The Intel CM8063701159502, or BX80637I53470, is a powerful CPU designed for modern computing needs. This processor belongs to Intel's 4th generation of Core i5 processors, commonly known as "Haswell". It showcases Intel's commitment to enhancing performance, increasing energy efficiency, and delivering an enriching user experience.

One of the main features of the Intel Core i5-3470 is its quad-core architecture. This allows the processor to handle multiple threads simultaneously, making it adept at multitasking and running demanding applications efficiently. With a base clock speed of 3.2 GHz, it can boost up to 3.6 GHz using Intel’s Turbo Boost technology, providing additional power when needed for intensive tasks like gaming or video editing.

The Intel i5-3470 features Intel's HD Graphics 2500, which offers decent graphics performance for everyday tasks and casual gaming. This integrated graphics solution is capable of delivering high-definition visuals and supports DirectX 11, making it suitable for lightweight gaming experiences without the need for an additional dedicated graphics card.

Another standout characteristic of the BX80637I53470 is its support for Intel Smart Cache, which is an advanced caching technology. It provides a shared cache pool that enhances performance by reducing the time it takes to access frequently used data. This feature, coupled with Intel's instruction set architecture, allows for improved processing agility and efficiency across applications.

The processor is built on a 22nm manufacturing process, which results in reduced power consumption and heat generation compared to its predecessors. It has a thermal design power (TDP) of 77 watts, making it energy efficient while still delivering robust performance. Additionally, the Core i5-3470 supports DDR3 memory, with speeds up to 1600 MHz, enabling quick data retrieval and improved system responsiveness.

Security is another important aspect of the Intel i5-3470, featuring Intel Secure Key and Intel AES New Instructions (AES-NI), which protect sensitive data and enhance encryption performance.

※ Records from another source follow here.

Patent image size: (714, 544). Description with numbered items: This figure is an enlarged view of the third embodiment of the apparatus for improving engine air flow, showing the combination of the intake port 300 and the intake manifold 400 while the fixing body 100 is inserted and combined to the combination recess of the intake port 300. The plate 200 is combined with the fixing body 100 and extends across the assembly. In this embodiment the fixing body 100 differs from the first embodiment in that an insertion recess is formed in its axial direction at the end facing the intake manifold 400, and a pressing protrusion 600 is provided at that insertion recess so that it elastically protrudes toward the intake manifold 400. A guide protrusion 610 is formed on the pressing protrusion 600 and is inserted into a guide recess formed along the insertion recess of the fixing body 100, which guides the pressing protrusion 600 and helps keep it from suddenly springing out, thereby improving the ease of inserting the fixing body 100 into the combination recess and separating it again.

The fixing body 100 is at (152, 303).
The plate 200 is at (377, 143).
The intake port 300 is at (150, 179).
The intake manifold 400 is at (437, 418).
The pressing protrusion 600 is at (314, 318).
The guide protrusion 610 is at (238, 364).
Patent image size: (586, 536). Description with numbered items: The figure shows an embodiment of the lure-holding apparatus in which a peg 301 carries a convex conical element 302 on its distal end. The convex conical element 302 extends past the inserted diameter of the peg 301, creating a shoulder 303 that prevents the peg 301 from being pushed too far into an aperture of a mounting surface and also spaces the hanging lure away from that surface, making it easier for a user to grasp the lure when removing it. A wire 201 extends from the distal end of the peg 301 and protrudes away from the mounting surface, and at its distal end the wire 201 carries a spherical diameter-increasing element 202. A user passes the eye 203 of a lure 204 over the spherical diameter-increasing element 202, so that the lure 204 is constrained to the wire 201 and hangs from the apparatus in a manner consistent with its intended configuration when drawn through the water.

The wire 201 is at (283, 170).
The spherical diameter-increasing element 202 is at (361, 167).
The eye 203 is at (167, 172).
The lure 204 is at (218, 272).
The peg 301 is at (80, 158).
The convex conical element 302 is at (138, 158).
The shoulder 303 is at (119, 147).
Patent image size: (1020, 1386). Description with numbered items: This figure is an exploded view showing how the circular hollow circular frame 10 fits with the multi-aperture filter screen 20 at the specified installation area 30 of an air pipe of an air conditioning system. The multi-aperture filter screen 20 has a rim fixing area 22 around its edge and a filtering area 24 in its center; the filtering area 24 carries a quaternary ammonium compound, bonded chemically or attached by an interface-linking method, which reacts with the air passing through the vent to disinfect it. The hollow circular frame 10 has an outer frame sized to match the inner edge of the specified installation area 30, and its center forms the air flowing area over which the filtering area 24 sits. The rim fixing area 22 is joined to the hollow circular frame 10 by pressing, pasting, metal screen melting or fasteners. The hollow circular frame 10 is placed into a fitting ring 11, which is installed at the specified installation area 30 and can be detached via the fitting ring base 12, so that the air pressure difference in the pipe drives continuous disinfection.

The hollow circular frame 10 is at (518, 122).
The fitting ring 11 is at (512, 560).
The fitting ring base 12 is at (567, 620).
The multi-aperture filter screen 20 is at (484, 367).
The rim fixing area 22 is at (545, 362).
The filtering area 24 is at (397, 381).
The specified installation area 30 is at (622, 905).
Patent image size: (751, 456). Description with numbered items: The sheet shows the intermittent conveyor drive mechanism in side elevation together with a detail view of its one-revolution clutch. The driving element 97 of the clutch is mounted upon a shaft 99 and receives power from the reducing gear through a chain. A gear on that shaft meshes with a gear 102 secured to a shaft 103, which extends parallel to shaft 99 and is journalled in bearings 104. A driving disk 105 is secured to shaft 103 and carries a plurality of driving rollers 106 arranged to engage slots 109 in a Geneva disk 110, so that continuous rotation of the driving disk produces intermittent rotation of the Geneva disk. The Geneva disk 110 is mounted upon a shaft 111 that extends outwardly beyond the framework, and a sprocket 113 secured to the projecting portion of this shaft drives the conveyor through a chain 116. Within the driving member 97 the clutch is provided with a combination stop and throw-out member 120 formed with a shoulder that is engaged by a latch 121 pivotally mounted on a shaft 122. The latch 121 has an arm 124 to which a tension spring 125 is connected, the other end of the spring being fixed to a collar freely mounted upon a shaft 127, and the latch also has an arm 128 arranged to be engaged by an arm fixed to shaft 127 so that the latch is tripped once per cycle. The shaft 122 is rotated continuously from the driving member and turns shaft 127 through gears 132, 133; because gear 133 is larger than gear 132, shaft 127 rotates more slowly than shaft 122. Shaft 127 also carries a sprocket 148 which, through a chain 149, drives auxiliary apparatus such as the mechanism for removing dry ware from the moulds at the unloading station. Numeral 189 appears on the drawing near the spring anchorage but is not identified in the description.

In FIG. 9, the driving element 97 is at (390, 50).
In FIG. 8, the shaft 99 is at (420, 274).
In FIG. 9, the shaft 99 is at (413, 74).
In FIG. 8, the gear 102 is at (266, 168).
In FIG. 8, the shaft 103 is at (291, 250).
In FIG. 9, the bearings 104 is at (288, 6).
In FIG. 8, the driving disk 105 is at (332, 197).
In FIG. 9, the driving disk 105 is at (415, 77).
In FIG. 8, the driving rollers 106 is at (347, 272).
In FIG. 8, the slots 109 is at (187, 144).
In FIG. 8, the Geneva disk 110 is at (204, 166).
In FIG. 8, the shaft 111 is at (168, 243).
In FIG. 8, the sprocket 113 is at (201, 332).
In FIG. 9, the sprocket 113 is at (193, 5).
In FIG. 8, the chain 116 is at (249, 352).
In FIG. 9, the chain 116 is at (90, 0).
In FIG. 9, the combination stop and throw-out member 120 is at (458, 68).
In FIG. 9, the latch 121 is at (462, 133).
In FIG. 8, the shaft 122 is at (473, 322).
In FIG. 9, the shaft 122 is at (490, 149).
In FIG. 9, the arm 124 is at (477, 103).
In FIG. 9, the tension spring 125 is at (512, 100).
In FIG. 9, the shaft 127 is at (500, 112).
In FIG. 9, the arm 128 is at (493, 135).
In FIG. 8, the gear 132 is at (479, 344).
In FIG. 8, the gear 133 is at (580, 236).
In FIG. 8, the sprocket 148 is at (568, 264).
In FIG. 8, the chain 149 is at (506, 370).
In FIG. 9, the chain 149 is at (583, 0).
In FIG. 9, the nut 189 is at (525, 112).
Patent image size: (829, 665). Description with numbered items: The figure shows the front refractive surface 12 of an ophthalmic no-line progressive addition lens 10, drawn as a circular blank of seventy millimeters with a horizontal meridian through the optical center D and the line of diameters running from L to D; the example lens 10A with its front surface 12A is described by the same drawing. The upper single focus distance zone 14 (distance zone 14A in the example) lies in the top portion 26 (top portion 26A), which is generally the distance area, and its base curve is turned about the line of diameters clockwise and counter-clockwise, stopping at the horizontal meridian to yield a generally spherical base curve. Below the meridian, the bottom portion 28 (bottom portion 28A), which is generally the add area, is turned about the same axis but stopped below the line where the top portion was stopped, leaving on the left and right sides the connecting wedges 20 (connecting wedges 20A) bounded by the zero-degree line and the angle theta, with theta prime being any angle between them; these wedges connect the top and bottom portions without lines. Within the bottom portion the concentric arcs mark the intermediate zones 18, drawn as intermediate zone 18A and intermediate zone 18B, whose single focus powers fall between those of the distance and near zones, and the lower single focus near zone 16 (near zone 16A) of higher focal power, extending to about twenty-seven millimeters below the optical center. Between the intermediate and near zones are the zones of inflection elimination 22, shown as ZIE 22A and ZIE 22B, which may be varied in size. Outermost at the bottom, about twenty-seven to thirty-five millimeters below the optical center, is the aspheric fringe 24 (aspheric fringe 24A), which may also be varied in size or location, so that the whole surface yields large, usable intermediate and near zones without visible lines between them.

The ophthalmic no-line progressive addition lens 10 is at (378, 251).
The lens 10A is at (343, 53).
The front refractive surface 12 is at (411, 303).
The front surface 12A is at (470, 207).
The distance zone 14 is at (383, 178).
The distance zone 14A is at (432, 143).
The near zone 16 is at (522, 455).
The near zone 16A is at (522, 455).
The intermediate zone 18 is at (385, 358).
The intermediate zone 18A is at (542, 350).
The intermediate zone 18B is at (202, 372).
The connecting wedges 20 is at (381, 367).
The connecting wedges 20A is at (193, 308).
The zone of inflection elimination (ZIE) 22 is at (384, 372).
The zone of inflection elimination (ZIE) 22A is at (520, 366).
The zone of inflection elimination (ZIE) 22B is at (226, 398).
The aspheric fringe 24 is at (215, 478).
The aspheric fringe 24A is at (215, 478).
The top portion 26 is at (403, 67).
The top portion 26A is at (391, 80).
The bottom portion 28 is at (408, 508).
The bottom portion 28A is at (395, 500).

In conclusion, the Intel CM8063701159502, or BX80637I53470, encapsulates modern computing technology with its powerful quad-core performance, integrated graphics, energy efficiency, and robust security features, making it a versatile choice for a wide range of computing tasks. Whether users are engaging in casual gaming, productivity tasks, or multimedia consumption, this processor demonstrates a solid balance of performance and efficiency, providing an excellent computing experience overall.